Spanair did not apply routine safety checks on warning systems before each flight ago
Routine safety checks recommended over 20 years ago which could have prevented the Barajas plane crash on 20th August were not applied by Spanair. The preliminary report into the crash by the Spanish Civil Aviation authorities (CIAIAC) indicates that the flaps on the wings which help support the plane on take off were not in the correct position and that the warning system which would have alerted the pilots to this error did not work properly.
A similar accident in another MD-82 plane occurred in Detroit in 1987 and as a result the manufacturer of this type of Aircraft now McDonell-Douglas (now Boeing) recommended that all airlines test their warnings systems before each flight. However, it has been discovered that Spanair only carries out safety checks on this feature before the first flight of the day and when there is a change of pilot.
As expected the report has uncovered a chain of both human and technical errors.
The report which has been sent to all the parties involved, describes what happened in the moments prior to the crash and ends with the recommendation that it become obligatory to check warning systems before each flight.
The doomed aircraft arrived in Madrid from Barcelona on the day of the crash at 10.13 hours on 20th August without any reported incidents. It refuelled in Barajas where it was scheduled to fly to Las Palmas and was given the all clear to go to the runway. According to information gained from one of the black boxes the flaps were opened to 11 degrees. Take off was authorized at 13.25 hours. However, when the plane got to the runway the pilots communicated a small problem a minute and a half later and asked for permission to leave the runway.

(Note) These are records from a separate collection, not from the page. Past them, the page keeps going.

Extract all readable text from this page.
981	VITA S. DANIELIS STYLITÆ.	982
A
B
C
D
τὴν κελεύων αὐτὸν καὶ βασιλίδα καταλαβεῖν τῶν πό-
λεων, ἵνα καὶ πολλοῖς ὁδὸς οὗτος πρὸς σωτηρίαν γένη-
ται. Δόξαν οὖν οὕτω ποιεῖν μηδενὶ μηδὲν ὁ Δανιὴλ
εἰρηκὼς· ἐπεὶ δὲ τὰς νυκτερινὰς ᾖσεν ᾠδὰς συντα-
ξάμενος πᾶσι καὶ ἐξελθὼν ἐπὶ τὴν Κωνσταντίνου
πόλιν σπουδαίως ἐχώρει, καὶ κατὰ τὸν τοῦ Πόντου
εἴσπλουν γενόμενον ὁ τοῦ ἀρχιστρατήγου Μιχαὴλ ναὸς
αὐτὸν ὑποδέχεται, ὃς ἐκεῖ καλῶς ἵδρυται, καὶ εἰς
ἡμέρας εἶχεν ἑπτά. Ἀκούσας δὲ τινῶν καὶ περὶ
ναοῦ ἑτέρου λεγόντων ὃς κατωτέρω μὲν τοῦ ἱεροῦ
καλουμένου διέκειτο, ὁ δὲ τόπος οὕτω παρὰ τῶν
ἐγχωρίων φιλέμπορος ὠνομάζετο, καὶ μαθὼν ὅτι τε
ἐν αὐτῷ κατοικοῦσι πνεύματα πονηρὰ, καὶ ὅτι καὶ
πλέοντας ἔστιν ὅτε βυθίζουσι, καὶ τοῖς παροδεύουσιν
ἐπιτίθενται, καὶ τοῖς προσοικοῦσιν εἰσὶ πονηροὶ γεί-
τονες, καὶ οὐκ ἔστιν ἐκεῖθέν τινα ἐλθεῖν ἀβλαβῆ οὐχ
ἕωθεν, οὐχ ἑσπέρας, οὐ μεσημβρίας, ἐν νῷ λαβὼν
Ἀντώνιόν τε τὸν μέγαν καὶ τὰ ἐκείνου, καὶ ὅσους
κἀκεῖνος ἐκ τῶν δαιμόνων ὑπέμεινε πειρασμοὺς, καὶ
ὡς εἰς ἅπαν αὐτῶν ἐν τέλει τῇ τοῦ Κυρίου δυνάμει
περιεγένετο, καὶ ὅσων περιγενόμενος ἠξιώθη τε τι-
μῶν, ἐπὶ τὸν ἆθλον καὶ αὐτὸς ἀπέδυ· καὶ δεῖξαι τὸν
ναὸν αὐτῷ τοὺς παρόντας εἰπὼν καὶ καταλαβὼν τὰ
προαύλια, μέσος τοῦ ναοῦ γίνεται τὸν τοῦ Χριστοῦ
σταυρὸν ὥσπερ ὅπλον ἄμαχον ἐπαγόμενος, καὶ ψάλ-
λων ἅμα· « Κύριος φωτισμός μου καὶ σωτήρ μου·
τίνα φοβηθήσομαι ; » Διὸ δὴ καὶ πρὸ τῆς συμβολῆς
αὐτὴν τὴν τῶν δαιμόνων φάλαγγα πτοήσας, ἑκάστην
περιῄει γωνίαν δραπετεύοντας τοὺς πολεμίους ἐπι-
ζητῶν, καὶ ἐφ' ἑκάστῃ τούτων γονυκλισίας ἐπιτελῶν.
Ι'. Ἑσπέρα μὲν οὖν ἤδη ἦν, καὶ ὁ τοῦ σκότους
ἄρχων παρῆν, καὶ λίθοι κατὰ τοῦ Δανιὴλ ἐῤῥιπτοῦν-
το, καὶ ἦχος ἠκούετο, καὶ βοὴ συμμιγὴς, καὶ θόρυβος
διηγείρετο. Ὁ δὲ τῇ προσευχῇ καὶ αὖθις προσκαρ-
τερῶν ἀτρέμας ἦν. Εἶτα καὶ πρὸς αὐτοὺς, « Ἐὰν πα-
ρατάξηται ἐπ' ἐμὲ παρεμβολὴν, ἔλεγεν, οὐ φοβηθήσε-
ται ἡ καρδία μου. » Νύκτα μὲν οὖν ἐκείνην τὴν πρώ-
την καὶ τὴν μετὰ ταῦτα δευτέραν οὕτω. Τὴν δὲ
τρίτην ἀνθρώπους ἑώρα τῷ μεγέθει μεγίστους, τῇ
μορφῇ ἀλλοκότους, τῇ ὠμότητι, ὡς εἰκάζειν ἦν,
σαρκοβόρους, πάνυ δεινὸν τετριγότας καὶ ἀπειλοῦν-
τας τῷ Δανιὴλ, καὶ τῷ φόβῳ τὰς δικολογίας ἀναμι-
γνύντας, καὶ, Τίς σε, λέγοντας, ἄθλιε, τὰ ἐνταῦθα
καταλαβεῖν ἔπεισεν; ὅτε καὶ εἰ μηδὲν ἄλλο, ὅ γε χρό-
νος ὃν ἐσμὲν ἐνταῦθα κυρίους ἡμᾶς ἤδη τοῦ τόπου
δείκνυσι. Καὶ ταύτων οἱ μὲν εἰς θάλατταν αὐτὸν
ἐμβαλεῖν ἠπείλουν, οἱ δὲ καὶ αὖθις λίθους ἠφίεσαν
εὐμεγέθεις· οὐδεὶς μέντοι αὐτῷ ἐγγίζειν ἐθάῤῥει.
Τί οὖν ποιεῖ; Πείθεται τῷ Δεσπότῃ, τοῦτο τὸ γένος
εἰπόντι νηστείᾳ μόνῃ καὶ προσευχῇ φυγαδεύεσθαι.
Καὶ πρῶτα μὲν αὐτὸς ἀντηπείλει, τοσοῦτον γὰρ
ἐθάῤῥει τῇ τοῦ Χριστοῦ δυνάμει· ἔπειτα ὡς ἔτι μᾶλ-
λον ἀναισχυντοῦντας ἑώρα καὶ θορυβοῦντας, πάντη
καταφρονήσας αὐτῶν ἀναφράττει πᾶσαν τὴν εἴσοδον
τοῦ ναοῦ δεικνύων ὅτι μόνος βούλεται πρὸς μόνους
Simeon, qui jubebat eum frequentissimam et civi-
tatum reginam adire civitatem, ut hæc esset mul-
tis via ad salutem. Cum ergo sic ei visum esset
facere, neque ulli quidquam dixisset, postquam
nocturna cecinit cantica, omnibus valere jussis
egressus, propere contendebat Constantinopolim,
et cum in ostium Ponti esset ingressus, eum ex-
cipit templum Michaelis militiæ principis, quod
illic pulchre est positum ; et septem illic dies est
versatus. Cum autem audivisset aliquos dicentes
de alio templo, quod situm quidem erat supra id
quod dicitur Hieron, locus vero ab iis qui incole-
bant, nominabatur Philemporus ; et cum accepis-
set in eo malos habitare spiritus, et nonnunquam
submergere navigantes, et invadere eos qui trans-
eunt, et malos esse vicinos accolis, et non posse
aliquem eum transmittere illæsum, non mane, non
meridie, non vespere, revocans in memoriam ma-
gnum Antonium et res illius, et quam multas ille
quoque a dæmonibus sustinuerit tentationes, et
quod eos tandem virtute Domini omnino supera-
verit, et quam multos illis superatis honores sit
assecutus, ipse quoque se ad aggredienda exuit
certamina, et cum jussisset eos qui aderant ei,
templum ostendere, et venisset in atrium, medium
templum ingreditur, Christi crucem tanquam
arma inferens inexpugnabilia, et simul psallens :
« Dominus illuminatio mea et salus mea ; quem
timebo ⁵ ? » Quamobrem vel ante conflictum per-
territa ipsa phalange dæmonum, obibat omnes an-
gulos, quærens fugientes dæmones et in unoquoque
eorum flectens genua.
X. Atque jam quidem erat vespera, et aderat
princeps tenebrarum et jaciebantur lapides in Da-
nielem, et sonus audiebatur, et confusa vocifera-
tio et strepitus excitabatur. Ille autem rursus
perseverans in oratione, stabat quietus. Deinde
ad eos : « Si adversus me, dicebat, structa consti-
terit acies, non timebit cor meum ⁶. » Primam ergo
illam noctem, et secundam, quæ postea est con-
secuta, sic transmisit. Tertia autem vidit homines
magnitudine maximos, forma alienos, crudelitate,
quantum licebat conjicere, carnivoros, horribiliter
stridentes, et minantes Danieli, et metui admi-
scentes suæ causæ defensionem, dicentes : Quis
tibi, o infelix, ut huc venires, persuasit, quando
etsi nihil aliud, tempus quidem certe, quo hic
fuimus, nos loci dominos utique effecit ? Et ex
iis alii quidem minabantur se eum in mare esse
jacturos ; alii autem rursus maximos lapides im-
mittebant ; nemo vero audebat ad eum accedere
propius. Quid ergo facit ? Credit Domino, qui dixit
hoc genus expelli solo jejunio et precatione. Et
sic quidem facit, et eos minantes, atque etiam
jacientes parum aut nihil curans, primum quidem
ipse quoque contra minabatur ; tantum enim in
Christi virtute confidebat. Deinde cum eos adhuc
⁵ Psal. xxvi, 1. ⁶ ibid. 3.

The plane then left the runway and technicians tested the fault which had been detected which was related to overheating (105 degrees) in one of the temperature gauges.
The technicians then proceeded to open the electrical circuit which connected the heating to the RAT temperature gauge where the problem had occurred. When tested again the gauge then showed a normal temperature setting so the aircraft was once again given the all clear to return to the runway. However at this point the flaps were at 0 degrees. The report does not clarify whether this was due to a technical fault or human error.
However, whatever the cause of this error it appears that the alarm system designed to alert the pilot if this happens did not work. According to the report no alarm sound which would have indicated that the flaps were completely shut was recorded by the black box.
It is not known why this alarm system did not work but it does examine the relation of this alarm system to the RAT temperature gauge which had been faulty earlier.
The report points out that according to the manufacturer alarm systems should be checked at the beginning of the day and in stopovers without exception. However Spanair only asks its pilots to check this once a day or when both pilots change.
Therefore if these instructions were followed the crew of flight JK5022 would have carried out this safety check in Barcelona and would not have repeated it in Madrid.